豪華客船クルーズは、セレブのためのぜいたくな船旅。このように思われている方が多いのではないだろうか。いやいや、それは誤解。今や、航空機を利用した海外ビーチリゾートのツアー費用と比べ、遜色ない低価格でのクルーズも数多く提供されている。
近年、外国の海運会社が日本発着便の運航を本格化させ、国内でより手軽にクルーズを体験できるようになった。
今回、米プリンセス・クルーズ社の豪華客船「ダイヤモンド・プリンセス」が日本を起点としたクルーズを始めるに当たり、乗船する機会を得た。手頃な料金で、充実したサービスを提供する同船の魅力を紹介していきたい。(時事ドットコム編集部 堀尾晃宏)
初めての豪華客船クルーズ。この体験を一言で表現するならば、とにかく便利で快適。大きな荷物を持って移動する面倒なしで次の観光地に行け、その間、船内で魅力あふれるショーやイベント、食事などを楽しむことができる。リゾートホテルで過ごしながら、異なる土地の観光名所を巡れるようなものなのだ。
クルーズ船は一般的に、価格やサービス内容により、大衆向けのカジュアル、その上のプレミアム、最上級のラグジュアリーと三つのクラスに分類できる。カジュアルにはスケールメリットを生かせる大型の客船が多く、価格は1泊当たり1万円台から。一方、ラグジュアリーは中型、小型で乗客1人に対する乗組員の人数が多く、きめの細かいサービスが提供される。
これまで、自国海運業者の保護を目的としたカボタージュ規制により、外国船は日本国内のみの航路を設定できず、日本を周遊する客船は、プレミアムやラグジュアリークラスの日本船だけとなっていた。豪華客船は高価、というイメージはここからきているのかもしれない。

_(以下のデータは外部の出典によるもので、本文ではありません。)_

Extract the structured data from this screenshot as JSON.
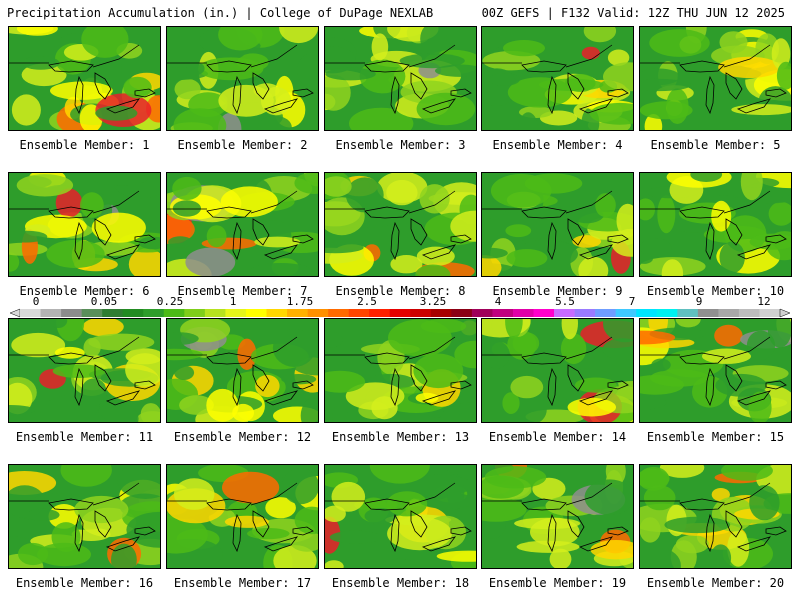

カジュアルクラスに近い価格で、プレミアムクラスのサービスを提供するプリンセス社は2013年、日本の航路に外国の港を経由するコースを設け、規制をクリア。これにより、利用しやすい価格で日本の各地を巡れ、しかも海外旅行までできるようになった。国土交通省の発表によると同年のクルーズ人口は、1989年の調査開始以来、最高となる23万8000人を記録。まさに黒船が来航し、日本に低価格クルーズ時代の幕が開けたのだ。
同社は14年、既に就航している総トン数7万7000トンの「サン・プリンセス」に加え、さらに大型のダイヤモンド・プリンセスを日本発着便に投入することを決定。同船はシンガポールのドックで改装され、日本向けの仕様に生まれ変わった。